Factorization of (a^2-b^2)(c^2-d^2)-4abcd

Dear Learners, I present an easy method to solve the given problem.
(a^2-b^2)(c^2-d^2)-4abcd
=a^2(c^2-d^2)-b^2(c^2-d^2)-4abcd, using distributive property in this and the next step
=a^2c^2-a^2d^2-b^2c^2+b^2d^2-4abcd
=a^2c^2+b^2d^2-2abcd-a^2d^2-b^2c^2-2abcd, using commutativity
=(a^2c^2+b^2d^2-2abcd)-(a^2d^2+b^2c^2+2abcd), using (A+B)^2=A^2+2AB+B^2,etc.
=(ac-bd)^2-(ad+bc)^2
=(ac-bd+ad+bc)(ac-bd-ad-bc) Ans.
To arrive at the last step, I used the property A^2-B^2=(A+B)(A-B)

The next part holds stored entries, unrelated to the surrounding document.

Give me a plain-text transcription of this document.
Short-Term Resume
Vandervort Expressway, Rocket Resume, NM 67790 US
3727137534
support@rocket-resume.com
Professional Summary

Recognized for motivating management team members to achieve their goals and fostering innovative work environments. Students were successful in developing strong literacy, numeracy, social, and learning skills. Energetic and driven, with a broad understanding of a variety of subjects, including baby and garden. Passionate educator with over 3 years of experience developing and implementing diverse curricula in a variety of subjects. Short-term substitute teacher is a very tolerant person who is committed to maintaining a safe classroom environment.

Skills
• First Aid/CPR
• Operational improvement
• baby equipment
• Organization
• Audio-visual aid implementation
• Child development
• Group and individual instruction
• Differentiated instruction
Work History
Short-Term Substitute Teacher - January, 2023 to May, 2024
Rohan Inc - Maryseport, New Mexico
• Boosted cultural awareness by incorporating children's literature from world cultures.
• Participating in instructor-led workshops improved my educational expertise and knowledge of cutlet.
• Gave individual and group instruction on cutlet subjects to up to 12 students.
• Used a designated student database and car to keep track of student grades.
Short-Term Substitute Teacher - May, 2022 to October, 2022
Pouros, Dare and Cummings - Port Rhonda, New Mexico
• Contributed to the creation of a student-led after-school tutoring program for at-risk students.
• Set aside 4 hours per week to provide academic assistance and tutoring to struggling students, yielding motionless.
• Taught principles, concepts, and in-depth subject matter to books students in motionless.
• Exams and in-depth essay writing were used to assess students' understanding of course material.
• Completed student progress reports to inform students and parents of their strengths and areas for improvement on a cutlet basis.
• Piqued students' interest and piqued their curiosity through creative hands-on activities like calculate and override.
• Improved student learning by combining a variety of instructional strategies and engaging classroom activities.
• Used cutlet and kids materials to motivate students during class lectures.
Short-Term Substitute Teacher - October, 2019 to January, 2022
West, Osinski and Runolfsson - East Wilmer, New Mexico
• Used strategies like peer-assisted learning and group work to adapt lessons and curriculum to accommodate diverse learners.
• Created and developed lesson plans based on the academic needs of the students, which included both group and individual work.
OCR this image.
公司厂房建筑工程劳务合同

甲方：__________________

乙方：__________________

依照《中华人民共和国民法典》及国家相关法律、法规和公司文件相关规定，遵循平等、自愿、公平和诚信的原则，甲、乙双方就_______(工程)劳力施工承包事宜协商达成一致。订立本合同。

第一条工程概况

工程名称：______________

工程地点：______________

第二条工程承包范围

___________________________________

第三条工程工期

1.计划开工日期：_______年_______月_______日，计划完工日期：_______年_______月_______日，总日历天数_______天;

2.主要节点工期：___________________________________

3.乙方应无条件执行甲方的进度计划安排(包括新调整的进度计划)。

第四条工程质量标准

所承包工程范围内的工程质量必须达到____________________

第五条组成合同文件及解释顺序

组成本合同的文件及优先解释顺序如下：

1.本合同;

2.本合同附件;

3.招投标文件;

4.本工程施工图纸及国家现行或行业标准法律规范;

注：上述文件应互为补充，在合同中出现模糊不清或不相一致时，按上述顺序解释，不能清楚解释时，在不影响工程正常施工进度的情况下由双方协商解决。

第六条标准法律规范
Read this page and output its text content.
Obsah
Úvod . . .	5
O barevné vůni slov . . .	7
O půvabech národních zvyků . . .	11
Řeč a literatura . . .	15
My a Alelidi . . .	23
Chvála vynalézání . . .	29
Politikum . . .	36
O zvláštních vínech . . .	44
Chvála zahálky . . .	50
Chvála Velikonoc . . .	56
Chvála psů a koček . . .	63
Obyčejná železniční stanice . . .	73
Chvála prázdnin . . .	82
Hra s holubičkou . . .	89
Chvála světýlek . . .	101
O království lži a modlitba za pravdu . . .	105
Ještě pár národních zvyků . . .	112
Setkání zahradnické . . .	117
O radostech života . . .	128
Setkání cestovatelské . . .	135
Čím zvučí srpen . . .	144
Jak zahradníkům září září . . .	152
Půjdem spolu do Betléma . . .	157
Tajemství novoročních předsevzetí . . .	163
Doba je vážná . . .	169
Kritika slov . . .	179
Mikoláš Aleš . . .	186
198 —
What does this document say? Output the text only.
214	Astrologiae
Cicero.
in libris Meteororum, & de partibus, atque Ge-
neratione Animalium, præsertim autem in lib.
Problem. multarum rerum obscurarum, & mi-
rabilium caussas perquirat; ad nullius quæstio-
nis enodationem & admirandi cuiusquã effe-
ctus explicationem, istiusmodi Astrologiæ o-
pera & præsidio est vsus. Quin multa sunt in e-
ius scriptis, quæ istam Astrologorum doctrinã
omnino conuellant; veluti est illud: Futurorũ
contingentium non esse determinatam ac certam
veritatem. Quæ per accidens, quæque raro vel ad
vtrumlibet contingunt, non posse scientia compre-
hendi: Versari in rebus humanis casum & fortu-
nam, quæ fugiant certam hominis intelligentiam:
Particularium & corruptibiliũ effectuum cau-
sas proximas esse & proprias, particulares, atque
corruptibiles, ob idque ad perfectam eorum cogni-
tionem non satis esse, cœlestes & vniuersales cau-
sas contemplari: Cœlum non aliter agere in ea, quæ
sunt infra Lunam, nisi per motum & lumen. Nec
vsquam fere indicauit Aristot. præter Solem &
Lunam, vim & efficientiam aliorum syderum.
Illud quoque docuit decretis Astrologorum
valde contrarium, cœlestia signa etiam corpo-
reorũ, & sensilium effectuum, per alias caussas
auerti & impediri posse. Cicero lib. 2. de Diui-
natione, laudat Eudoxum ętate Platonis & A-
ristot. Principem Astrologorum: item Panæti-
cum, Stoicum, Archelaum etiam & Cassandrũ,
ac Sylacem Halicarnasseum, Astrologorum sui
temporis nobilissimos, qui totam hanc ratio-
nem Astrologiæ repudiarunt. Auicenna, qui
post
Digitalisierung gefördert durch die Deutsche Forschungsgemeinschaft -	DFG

Factorization of x^6+63x^3-64

Solution: Let x^3=a
So, x^6+63x^3-64
=(x^3)^2+63x^3-64,using A^MN=(A^M)^N
=a^2+63a-64,by substitution
=a^2+64a-a-64
=a(a+64)-1(a+64)
=(a+64)(a-1),taking (a+64) as common
=(x^3+64)(x^3-1),substituting back
=(x^3+4^3)(x^3-1^3)
=(x+4)(x^2-4x+4^2)(x-1)(x^2+1x+1^2),using A^3+B^3=(A+B)(A^2-AB+B^2),etc
=(x+4)(x^2-4x+16)(x-1)(x^2+x+1) Ans.